Tornou-se lugar comum dizer que o Brasil se encontra polarizado e que as eleições de outubro deste ano pouco o vão resolver (ver páginas ao lado). Existe, de facto, uma fenda entre a barricada Lula e anti-Lula. De acordo com o instituto DataFolha, a linha tende a acompanhar os rendimentos e escolaridade. Quanto mais pobre e menos escolarizado um indivíduo, mais provável é ele defender o ex-presidente e argumentar que o processo do tríplex que quase certamente o afastará das eleições é uma farsa. Pensar que o processo dos tribunais é um ensaio político contra o herói da classe operária brasileira não é estranho. Afinal de contas, 92% dos cidadãos acredita que a justiça é assunto de rico e trata desfavoravelmente os pobres, de acordo também com o DataFolha.
Mas no Brasil não existe apenas Lula e nem tudo é divisão de classe. Se assim fosse, a tese da polarização vingaria sem dificuldades: de um lado estaria a barricada favorável a Lula da Silva, composta pelos mais desfavorecidos; do outro, a dos anti-Lula, mais abastados. Mas no Brasil não há apenas polarização: existe pulverização. O Instituto DataFolha indica que as mesmas pessoas que lideram as intenções de voto para as eleições de outubro encontram-se nas listas das figuras mais reprovadas pelos brasileiros. Têm, portanto, um eleitorado estanque, indisposto de mudar de opinião. Lula é o terceiro mais reprovado, 40% não votaria nele de forma alguma, mas, mesmo assim, lidera as sondagens com 36%. Atrás dele está Jair Bolsonaro, o político incendiário próximo da extrema-direita, que, segundo o instituto de estatística, recolheria 18% dos votos em outubro. Em todo o caso, 29% dos brasileiros rejeitam-no. Geraldo Alckmin, por sua vez com uns 7% das intenções de voto para outubro, é reprovado por 26% dos brasileiros.
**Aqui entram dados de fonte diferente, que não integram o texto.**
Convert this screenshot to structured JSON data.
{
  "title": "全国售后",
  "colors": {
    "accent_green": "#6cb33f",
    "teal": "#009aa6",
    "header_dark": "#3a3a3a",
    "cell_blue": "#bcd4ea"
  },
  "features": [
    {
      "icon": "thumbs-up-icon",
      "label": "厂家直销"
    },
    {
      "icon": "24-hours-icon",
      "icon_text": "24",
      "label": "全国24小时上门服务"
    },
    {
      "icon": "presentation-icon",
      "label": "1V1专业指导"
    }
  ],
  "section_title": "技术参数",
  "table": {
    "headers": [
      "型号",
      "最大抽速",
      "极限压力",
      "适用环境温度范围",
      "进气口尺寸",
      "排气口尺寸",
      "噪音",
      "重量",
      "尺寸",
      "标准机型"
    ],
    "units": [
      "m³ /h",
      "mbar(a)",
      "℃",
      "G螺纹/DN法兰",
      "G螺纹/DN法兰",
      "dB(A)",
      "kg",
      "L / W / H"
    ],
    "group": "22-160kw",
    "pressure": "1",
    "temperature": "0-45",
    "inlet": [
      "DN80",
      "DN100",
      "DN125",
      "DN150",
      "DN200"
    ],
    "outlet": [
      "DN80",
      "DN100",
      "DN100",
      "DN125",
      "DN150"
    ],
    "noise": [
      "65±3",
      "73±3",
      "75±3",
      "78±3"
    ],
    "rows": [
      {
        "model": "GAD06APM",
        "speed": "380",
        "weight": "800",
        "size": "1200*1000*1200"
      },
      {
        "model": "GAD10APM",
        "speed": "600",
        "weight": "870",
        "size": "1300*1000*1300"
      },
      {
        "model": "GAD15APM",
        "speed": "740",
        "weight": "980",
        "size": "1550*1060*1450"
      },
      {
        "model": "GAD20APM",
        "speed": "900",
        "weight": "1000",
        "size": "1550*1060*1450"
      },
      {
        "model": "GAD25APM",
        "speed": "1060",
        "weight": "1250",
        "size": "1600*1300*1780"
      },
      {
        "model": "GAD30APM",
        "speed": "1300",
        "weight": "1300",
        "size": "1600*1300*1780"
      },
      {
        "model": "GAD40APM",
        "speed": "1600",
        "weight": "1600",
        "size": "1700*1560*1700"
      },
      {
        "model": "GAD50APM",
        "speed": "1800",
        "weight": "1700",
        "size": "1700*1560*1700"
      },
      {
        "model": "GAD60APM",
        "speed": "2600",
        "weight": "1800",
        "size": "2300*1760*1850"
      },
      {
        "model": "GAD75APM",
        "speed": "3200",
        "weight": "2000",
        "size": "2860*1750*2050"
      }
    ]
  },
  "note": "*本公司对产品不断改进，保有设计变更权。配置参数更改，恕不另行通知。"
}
O mais consensual que por estes dias há na política brasileira é Michel Temer, o presidente que, desdizendo-se, pensa ainda em candidatar-se. Sessenta por cento dos brasileiros recusa a toda a linha votar nele, é, de todos, o mais reprovado político nacional, 70% afirma que o seu governo é “péssimo” e apenas 6% o defende.